C’est devenu un genre : la bande dessinée qui permet de s’attaquer à des mythes de la littérature, à la grande Histoire – comme en a témoigné récemment Isabelle Fauvel – , aux plus improbables découvertes scientifiques, à la philosophie… Certains auteurs de BD ont désormais choisi résolument l’aventure pédagogique. La BD rend ainsi l’inatteignable accessible, l’inatteignable demeurant une notion bien subjective.
Je reconnais sans trop de mauvaise conscience qu’Alexandra David-Néel faisait partie de ce panthéon plus ou moins avouable. Connaissance minimale : c’est une grande exploratrice, une pionnière qui a accédé au Tibet au début du 20ème siècle et une experte qui a apporté à l’Occident une somme incommensurable de savoirs sur le bouddhisme. Mais il y a tant de grands personnages auxquels s’intéresser… Alexandra David-Néel pouvait sans doute attendre encore un peu. Jusqu’à ce que la BD s’en empare, en 2 tomes, dont le second vient tout juste de paraître chez Grand Angle. En 2 fois 90 pages de dessins et de bulles, je saurai tout, à moindre effort, sur « le plus grand explorateur du XXème siècle (qui) est une femme ».
Raté. Ce n’est pas la BD qui est ratée, loin s’en faut. Elle renouvelle simplement le principe de la promesse qui n’engage que celui qui les écoute. En grands caractères sur la couverture « Alexandra David-Néel ». En plus petit, juste au-dessus « Une vie avec ». Tout est là.

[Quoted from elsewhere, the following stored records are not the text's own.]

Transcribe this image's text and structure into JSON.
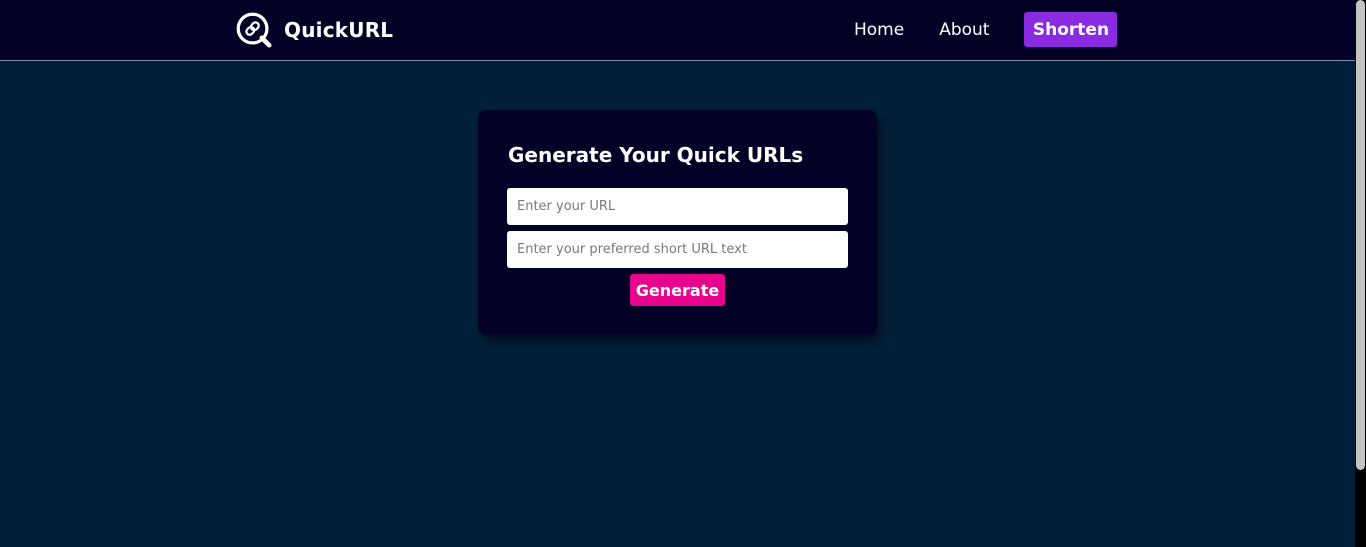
{
  "navbar": {
    "brand": "QuickURL",
    "links": [
      {
        "label": "Home"
      },
      {
        "label": "About"
      }
    ],
    "cta_label": "Shorten"
  },
  "card": {
    "title": "Generate Your Quick URLs",
    "url_input": {
      "value": "",
      "placeholder": "Enter your URL"
    },
    "short_input": {
      "value": "",
      "placeholder": "Enter your preferred short URL text"
    },
    "generate_label": "Generate"
  },
  "colors": {
    "nav_bg": "#030226",
    "page_bg": "#002039",
    "cta_purple": "#8a2be2",
    "generate_pink": "#e8048c"
  },
  "icons": {
    "logo": "link-q-logo-icon"
  }
}
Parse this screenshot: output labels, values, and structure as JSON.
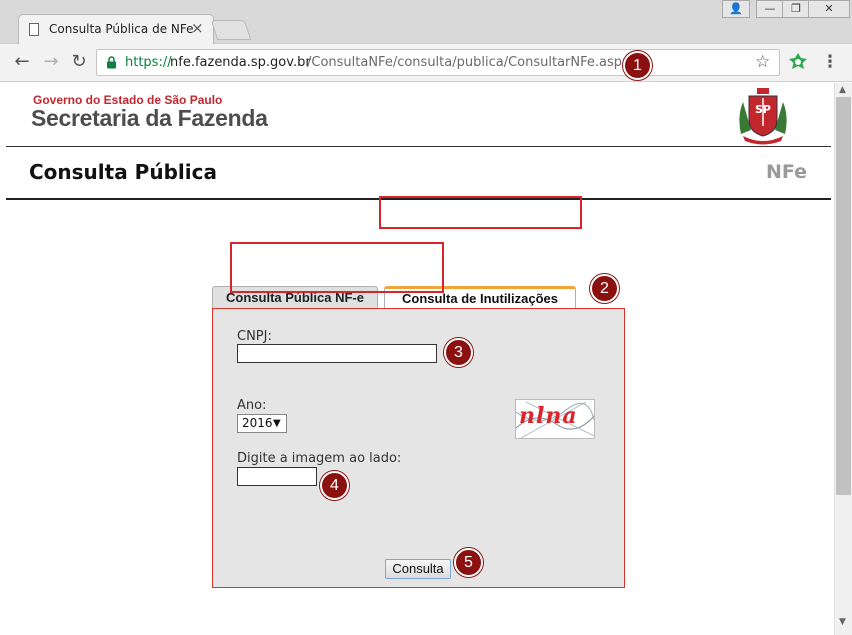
{
  "browser": {
    "tab_title": "Consulta Pública de NFe",
    "tab_close": "×",
    "url_scheme": "https://",
    "url_host": "nfe.fazenda.sp.gov.br",
    "url_path": "/ConsultaNFe/consulta/publica/ConsultarNFe.aspx",
    "window_user": "👤",
    "window_min": "—",
    "window_max": "❐",
    "window_close": "✕",
    "back": "←",
    "forward": "→",
    "reload": "↻",
    "star": "☆",
    "menu": "⋮"
  },
  "header": {
    "gov_line": "Governo do Estado de São Paulo",
    "secretaria": "Secretaria da Fazenda",
    "crest_letters": "SP"
  },
  "page": {
    "title": "Consulta Pública",
    "right_label": "NFe"
  },
  "tabs": [
    {
      "label": "Consulta Pública NF-e",
      "active": false
    },
    {
      "label": "Consulta de Inutilizações",
      "active": true
    }
  ],
  "form": {
    "cnpj_label": "CNPJ:",
    "cnpj_value": "",
    "ano_label": "Ano:",
    "ano_selected": "2016",
    "ano_arrow": "▼",
    "captcha_text": "nlna",
    "captcha_label": "Digite a imagem ao lado:",
    "captcha_value": "",
    "submit_label": "Consulta"
  },
  "annotations": {
    "markers": [
      "1",
      "2",
      "3",
      "4",
      "5"
    ],
    "highlight_color": "#d5262d",
    "marker_color": "#8b1010"
  },
  "colors": {
    "secure_green": "#0b8043",
    "brand_red": "#c1272d",
    "tab_accent": "#f0a53b"
  },
  "scrollbar": {
    "up": "▲",
    "down": "▼"
  }
}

2 fois 90 pages plus tard : la BD nous a – involontairement – piégés. La curiosité pour la grande Alexandra n’est en rien rassasiée, pire elle est plus aiguë ! J’avais voulu croire à une Alexandra-David-Néel-sa-vie-son-œuvre en version condensée et imagée, allant à l’essentiel, qui épargnerait provisoirement un approfondissement éventuel.
Les deux tomes d’ « une vie avec Alexandra David-Néel » sont tirées des souvenirs de Marie-Madeleine Peyronnet qui a, dix ans durant, dix ans endurant, partagé la vie d’Alexandra David-Néel, alors retirée dans sa maison-temple-foutoir de Digne. Elle était sa secrétaire particulière, sa bonne à tout faire, son souffre-douleur. Aujourd’hui, un psychologue du travail se réjouirait de ce duo sado-maso et un tribunal conclurait sans hésiter au harcèlement moral. A ceci près que ladite Marie-Madeleine a encaissé les colères, les caprices et les exigences sans broncher en vertu de la fascination attendrie qu’elle avait pour son irascible patronne. Après le décès d’Alexandra, l’ancienne secrétaire a fait œuvre d’exploratrice à son tour, fouillant malles et bibliothèques. Elle a écrit ses Mémoires, dont sont tirés les deux volumes de la BD. Elle a transformé la maison en musée.
Les deux auteurs, Fred Campoy (scénario et dessins) et Mathieu Blanchot (dessins) ont pris le parti d’un trait presque classique, sobre, parfois cinématographique. Ils ont inversé les repères et les codes : le passé d’Alexandra est en couleurs, le présent du duo formé par Alexandra et Marie-Madeleine est sépia et malgré tout débordant de vitalité. Ils n’ont jamais cherché à rendre Alexandra sympathique (ou alors c’est raté…) et le cœur du récit n’est jamais Alexandra. Encore moins ses exploits et ses travaux scientifiques. Ils figurent, certes, en bonne place, surtout pour témoigner des obstacles qu’un tempérament impétueux, intrépide et incroyablement volontaire parvient à abattre. Lequel tempérament, porté par une très vieille dame quasiment impotente, se transforme en instrument de torture. L’indulgence – dont Alexandra David-Néel n’avait probablement que faire – laisse à croire que, sans ce caractère farouche et obstiné, elle n’aurait vraisemblablement jamais accompli le quart de ses ambitieux exploits physiques et intellectuels. Il reste maintenant à se plonger dans son œuvre…
Marie J
« Une vie avec Alexandra David-Néel », tomes 1 (février 2016) et 2 (février 2017). Fred Campoy & Mathieu Blanchot. Editions Grand Angle. Et jusqu’au 22 mai au Musée Guimet.